Similarly, Christian and Muslim parents have had to be equally creative.
Rice University administrator Carrie Willard, 42, says she and her two sons, 12 and 9, engage in what they call the “big C challenge” which is intended to help the boys see God in others instead of judging them. Commenting on her experiences since the outbreak of the pandemic, Willard stated what she misses the most about the loss of in-person religious gathering is the holidays.
Easter was this weird but not terrible,” she said. Their local Episcopal congregation in Houston, TX was closed. Instead, her husband, the parish rector for Palmer Memorial Episcopal Church, read a sermon while the family sat around the fire.
Harvard epidemiologist and co-director of the Initiative on Health, Religion and Spirituality, Tyler J. VanderWeele, Ph.D. stated, “Nothing can fully take the place of the communal face-to-face gatherings of religious communities.” Dr.
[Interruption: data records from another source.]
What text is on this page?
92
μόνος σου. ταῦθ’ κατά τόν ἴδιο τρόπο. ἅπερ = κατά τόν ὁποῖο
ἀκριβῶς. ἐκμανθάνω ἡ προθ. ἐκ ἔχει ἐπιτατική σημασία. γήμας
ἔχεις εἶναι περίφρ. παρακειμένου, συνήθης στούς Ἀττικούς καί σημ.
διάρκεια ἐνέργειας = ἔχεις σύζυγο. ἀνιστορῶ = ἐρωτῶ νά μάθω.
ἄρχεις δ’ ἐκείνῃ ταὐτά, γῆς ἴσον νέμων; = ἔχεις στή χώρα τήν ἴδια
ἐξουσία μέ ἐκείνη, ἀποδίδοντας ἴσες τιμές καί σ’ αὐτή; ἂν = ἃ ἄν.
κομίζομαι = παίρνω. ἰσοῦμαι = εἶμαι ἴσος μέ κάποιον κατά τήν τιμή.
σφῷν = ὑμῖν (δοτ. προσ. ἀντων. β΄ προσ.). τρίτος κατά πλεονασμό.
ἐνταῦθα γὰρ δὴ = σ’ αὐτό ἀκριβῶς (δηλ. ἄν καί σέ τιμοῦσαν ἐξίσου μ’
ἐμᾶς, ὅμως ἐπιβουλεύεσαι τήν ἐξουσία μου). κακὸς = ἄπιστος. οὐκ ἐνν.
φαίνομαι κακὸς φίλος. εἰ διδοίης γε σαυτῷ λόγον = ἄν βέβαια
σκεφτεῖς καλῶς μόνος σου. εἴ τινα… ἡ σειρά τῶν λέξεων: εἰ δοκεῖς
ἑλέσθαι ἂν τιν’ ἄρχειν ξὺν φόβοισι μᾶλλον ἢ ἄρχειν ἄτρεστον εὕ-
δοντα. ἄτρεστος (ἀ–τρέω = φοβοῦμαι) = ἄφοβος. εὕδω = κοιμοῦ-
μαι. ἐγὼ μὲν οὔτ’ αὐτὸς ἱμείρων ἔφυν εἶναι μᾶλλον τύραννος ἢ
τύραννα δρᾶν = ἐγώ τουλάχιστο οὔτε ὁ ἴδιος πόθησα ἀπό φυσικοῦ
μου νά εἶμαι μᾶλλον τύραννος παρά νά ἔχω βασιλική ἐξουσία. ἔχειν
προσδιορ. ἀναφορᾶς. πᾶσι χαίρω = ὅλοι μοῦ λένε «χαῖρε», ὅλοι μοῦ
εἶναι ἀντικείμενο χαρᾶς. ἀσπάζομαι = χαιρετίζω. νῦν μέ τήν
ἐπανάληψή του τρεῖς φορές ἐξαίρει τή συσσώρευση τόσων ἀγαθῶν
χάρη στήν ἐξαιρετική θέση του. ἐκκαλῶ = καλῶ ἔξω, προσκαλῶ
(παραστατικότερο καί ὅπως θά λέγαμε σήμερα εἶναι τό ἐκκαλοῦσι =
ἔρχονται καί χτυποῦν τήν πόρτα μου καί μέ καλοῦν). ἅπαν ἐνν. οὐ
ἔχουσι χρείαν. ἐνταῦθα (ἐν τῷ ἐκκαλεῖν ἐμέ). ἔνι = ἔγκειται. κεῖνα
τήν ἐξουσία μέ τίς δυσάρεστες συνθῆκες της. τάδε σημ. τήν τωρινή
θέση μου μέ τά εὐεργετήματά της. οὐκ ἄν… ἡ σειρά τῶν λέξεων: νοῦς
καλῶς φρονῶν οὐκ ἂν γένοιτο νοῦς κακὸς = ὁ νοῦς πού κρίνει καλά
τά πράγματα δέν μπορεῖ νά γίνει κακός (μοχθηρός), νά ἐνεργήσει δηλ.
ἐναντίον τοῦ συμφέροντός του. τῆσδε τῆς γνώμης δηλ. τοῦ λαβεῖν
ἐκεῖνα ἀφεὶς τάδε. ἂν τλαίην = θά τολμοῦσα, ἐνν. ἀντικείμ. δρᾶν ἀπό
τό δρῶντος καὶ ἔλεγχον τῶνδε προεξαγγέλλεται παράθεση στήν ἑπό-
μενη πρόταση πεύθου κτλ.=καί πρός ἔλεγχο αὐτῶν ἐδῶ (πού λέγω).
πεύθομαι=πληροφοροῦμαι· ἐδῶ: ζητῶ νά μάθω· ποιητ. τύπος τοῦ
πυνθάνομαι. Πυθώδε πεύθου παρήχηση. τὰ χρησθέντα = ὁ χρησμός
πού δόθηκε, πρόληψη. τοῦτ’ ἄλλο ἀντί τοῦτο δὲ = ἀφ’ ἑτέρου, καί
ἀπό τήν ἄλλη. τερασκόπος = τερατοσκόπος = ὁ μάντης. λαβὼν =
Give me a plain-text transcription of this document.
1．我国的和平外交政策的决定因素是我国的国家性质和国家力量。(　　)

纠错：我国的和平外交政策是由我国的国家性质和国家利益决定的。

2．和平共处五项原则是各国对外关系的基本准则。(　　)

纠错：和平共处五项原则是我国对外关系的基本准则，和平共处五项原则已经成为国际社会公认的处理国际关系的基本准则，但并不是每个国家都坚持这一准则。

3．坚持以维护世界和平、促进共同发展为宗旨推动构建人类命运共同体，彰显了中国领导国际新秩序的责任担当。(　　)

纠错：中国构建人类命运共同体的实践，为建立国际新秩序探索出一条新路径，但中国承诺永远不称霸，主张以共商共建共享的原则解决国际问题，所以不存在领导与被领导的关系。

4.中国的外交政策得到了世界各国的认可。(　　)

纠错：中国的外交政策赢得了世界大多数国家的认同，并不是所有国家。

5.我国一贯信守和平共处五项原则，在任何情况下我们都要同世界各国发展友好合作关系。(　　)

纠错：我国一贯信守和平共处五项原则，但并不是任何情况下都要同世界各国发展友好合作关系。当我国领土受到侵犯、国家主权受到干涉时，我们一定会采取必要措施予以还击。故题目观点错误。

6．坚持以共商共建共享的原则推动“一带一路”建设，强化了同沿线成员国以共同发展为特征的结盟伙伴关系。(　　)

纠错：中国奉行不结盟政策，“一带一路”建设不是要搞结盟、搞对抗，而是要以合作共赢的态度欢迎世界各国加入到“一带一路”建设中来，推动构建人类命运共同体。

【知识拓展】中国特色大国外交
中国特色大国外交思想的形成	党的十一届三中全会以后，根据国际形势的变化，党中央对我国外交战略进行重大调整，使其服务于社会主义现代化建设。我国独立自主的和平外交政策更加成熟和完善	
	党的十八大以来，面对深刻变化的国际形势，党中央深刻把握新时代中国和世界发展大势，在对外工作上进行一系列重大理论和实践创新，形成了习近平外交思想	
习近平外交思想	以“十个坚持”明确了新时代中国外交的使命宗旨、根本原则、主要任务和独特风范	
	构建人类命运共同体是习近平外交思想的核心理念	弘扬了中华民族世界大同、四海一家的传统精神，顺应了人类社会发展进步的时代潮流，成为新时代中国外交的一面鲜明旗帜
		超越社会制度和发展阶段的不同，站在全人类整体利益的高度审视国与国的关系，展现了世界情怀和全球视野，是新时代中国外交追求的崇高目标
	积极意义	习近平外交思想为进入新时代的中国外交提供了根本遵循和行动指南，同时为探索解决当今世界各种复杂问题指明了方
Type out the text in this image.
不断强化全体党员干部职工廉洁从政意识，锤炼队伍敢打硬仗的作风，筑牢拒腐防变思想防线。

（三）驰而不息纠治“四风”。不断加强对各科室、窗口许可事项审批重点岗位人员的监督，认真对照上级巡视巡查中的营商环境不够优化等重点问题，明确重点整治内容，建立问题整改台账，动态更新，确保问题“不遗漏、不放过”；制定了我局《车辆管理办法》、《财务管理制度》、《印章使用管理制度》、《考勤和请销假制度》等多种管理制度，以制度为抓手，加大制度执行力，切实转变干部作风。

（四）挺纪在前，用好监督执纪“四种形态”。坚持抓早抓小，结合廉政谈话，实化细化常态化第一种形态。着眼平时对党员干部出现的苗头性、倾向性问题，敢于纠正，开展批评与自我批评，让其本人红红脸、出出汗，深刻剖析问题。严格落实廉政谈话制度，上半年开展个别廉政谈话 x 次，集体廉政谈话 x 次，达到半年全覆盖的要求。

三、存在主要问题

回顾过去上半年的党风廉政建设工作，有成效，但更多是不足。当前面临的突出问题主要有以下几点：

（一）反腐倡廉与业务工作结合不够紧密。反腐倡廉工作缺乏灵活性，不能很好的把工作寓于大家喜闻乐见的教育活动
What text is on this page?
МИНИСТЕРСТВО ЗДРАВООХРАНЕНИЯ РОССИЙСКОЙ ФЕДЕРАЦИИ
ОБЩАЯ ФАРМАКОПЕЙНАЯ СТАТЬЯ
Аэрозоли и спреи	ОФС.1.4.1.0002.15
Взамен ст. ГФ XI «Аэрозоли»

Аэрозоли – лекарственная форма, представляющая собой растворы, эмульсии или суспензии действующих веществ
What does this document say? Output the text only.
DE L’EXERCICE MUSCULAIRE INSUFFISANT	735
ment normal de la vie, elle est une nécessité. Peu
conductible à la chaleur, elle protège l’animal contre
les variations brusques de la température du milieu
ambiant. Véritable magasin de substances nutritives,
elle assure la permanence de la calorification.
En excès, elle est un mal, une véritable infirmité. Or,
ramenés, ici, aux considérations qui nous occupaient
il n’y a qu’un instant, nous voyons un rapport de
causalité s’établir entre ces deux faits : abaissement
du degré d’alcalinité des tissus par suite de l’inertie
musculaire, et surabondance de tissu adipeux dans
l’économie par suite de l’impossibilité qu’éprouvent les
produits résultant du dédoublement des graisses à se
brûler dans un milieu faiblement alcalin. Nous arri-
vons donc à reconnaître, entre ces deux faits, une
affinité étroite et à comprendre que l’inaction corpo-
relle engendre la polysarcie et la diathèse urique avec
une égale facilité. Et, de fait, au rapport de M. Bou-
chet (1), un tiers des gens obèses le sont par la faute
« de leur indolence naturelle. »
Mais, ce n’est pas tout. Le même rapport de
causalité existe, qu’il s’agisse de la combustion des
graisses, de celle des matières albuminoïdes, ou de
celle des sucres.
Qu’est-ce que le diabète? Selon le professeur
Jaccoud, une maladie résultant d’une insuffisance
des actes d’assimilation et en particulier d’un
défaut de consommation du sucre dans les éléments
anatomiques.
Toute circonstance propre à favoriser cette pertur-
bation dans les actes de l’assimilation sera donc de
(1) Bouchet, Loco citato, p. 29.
VanderWeele and his colleagues found in their 2018 study that among adolescents attending a weekly religious service contributed to lower possibilities of drug use, increased frequency of volunteering, fewer lifetime sexual partners, and greater overall life satisfaction rates.
Additionally, a 2017 Pew Research Center survey found that among U.S. adults surveyed who attended a church service at least once a month, two-thirds said they did so to give their children a moral foundation.
Asma Uddin, 40, an author and lawyer, described how celebrating Eid and attending Muslim summer camps her “a sense that there are people like us.” Uddin, also commented on her Ramadan experience this spring in the midst of the pandemic stating she found it “spiritually uplifting.” However, she expressed concerns that the longer there are no in-person services the greater concern she has that her children might not understand the importance of religious community and the identity as Muslims.
With the pandemic now stretching into the 7th month, religious people wait with anticipation for the day they’ll be able to return to their houses of worship without fear of community spread.